I had heard of a book by the Arkansas poet Greg Brownderville – a collection of folk tales from his hometown of Pumpkin Bend and the surrounding Woodruff County (right next door to my own, native Cross County) Arkansas, published by the now defunt Doodlum Brother Press, but it eluded me like the Fouke Monster (the Arkansan version of Bigfoot popularized in the Legend of Boggy Creek movies you may have seen on MST3K). Now, the Butler Center in Little Rock has put out a beautiful revised edition including artwork from folk artist Billy Moore. Brownderville credits not only the residents who shared these stories with him but also folklorists such as the legendary Vance Randolph (author of many collections of folk tales and songs, as well as being a central character in Donald Harington’s Butterfly Weed) and Richard Mercer Dorson for inspiration.
Most of the folk tales are brief. Many are humorous. Several fit in the genre of “rural legend” (as opposed to urban legend) though a handful also come from much older traditions that could be traced back to slavery, for example the “Big John” stories, which are essentially re-imaginings of “trickster” tales like the Anansi the Spider stories with the spider morphed into Big John, a slave who battles wits against Master. Another version of these stories would be the Br’er Rabbit stories from the Uncle Remus collection by Joel Chandler Harris and others. One example of this would be “Why Old Master’s Favorite Slave Was Killed,” which is a dark story about Old Master’s greed. “I don’t want nobody to fool with my treasure. I’m on bury it right here. And you got to be the one to see nobody bothers it,” Master says to John (pg. 75). The way he accomplishes this is by murdering the slave and burying him with the money in order to ‘curse it.” This is a telling commentary on the fruits of slavery and their karmic ramifications.
Many of the rural legend stories involve hauntings or encounters with magical creatures. “A Slip of Paper” tells the story of two girls who go to a fortune teller named Miss Mamie. Mamie tells one girl her future and writes the other’s down on a piece of paper with instructions “not to open it till she got to her destination.” On the way home, they have a wreck and the one girl dies. On the slip of paper was written “No Future” (pg. 20). “Shamefaced” gives hints on how to deal with a “midnight-colored panther: all you got to do is look him dead in his green eyes. He’ll put his paw up over them like they was stolen emeralds.” (pg. 7).

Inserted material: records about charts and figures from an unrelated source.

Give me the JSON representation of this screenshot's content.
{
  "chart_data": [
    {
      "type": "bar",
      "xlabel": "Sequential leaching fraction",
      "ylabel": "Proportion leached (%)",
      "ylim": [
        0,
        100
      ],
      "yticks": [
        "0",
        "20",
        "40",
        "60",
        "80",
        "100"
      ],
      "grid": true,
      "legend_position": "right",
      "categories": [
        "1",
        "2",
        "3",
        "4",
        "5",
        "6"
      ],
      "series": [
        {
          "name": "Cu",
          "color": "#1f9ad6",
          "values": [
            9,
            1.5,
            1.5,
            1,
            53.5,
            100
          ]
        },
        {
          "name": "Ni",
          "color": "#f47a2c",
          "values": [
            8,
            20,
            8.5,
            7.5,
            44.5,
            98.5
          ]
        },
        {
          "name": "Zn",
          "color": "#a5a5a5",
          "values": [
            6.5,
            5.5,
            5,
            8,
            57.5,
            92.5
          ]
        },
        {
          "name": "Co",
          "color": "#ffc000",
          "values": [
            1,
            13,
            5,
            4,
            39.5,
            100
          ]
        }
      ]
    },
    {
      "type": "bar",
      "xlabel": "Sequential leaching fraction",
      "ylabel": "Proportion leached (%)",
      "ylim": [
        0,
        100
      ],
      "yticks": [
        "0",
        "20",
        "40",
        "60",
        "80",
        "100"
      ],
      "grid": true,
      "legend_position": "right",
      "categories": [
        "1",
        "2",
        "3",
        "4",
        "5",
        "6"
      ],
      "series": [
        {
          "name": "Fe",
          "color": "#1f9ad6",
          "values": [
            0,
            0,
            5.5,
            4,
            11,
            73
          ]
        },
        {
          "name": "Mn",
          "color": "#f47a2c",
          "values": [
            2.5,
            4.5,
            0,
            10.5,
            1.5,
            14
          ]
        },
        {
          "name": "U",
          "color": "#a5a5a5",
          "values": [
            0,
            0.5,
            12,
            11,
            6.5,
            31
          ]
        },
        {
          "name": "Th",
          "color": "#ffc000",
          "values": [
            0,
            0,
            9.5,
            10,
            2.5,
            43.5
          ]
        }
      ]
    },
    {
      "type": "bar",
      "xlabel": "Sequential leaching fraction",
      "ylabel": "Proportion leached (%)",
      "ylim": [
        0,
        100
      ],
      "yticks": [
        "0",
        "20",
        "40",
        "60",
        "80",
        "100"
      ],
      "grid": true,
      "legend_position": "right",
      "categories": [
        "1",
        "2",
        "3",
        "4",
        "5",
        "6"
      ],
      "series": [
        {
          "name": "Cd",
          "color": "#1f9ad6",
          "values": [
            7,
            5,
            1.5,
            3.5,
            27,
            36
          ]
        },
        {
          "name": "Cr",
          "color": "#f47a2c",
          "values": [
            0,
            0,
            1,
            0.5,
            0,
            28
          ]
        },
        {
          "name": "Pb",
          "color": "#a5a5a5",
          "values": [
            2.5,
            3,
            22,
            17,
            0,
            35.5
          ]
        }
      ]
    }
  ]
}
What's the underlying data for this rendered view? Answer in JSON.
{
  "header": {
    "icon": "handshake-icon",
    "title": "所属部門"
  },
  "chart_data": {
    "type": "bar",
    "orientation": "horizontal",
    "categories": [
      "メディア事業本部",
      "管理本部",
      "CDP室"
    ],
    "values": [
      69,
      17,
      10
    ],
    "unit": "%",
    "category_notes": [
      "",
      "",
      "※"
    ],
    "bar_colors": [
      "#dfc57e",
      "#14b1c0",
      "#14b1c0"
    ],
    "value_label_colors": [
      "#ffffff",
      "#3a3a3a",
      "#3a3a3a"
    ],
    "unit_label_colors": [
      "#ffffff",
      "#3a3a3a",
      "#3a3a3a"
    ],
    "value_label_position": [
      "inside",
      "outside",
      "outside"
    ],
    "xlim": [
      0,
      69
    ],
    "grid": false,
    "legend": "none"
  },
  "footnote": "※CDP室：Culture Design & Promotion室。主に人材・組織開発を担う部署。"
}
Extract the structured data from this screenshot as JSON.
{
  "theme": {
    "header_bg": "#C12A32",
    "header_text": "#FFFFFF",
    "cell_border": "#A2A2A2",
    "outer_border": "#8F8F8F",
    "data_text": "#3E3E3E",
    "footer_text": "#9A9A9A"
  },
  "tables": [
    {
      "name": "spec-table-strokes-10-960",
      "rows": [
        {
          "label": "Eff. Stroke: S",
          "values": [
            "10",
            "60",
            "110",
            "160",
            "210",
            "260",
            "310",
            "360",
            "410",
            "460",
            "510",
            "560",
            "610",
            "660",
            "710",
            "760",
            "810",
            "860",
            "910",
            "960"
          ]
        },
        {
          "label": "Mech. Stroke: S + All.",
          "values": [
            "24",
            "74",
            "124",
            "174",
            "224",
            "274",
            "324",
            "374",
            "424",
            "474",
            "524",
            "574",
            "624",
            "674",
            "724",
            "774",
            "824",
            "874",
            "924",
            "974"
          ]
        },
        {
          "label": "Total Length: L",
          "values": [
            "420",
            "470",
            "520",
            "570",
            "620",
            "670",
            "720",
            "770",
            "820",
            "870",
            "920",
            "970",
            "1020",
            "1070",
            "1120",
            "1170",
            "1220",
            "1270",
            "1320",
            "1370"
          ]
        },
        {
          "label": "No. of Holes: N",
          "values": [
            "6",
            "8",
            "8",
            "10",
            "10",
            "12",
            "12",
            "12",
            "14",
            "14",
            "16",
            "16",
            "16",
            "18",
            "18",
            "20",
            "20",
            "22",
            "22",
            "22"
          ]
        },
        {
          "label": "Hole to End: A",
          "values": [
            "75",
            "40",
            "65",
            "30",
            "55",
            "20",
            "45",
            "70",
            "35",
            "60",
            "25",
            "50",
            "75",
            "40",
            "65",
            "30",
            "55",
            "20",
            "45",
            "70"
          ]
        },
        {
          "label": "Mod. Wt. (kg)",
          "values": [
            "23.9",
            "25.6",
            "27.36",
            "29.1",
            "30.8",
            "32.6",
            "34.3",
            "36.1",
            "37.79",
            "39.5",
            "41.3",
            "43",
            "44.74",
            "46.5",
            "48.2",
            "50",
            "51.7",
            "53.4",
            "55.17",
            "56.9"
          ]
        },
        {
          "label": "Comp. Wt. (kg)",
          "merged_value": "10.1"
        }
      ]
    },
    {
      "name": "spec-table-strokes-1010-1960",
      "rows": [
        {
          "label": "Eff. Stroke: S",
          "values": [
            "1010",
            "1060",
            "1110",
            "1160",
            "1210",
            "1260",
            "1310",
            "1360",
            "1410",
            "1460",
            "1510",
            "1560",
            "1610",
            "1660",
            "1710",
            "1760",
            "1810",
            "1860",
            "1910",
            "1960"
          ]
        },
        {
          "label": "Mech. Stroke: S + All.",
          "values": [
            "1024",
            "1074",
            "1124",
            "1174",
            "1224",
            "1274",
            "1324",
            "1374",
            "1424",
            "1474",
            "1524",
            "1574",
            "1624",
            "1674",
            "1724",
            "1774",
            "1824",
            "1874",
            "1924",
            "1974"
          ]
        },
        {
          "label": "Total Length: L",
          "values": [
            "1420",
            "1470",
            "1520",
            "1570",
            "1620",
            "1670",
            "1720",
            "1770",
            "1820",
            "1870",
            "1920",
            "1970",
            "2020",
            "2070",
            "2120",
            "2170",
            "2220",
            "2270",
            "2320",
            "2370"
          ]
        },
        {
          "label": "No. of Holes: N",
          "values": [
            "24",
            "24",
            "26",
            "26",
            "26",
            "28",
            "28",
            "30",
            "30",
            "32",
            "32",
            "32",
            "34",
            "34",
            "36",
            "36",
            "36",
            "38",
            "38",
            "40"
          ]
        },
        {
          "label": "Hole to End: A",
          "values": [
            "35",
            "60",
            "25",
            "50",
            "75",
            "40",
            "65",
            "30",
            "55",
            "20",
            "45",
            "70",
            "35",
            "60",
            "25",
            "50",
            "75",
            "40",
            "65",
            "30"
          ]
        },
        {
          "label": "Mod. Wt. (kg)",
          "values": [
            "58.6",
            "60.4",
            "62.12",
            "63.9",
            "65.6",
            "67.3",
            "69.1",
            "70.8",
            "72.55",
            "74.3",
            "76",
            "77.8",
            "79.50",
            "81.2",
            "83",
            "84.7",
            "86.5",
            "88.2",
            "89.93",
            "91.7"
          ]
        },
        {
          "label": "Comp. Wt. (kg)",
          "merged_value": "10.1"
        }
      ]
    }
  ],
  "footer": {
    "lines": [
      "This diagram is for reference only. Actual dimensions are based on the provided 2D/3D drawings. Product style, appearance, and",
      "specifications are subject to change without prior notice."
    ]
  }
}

There’s a kind of poetry to many of these stories, and Brownderville has included a few examples of his own poetry inspired by folk tales as well. Brownderville has done a real service, here, chronicling these stories. Not only do they make for simply interesting reading, but they give us a real insight into the culture of rural, Southeast Arkansas. These storytellers are clever and funny, creative and unwilling to let themselves be restrained into a boring, 3-dimensional world. Perhaps there’s no such thing as ghosts. Okay. But isn’t it so much more interesting to, for even a moment, entertain the possibility? These stories entertain the possibility of not only ghosts, but all sorts of other supernatural and even commonplace things that our current overly-advertised world lacks. Also, living in the information age means that we all are inundated by the same information. Brownderville has given us a glimpse into a community that has managed to hold on to some of their own stories. He’s given us hope that things like folktales can survive without being internet memes. For that, we owe him a debt of thanks.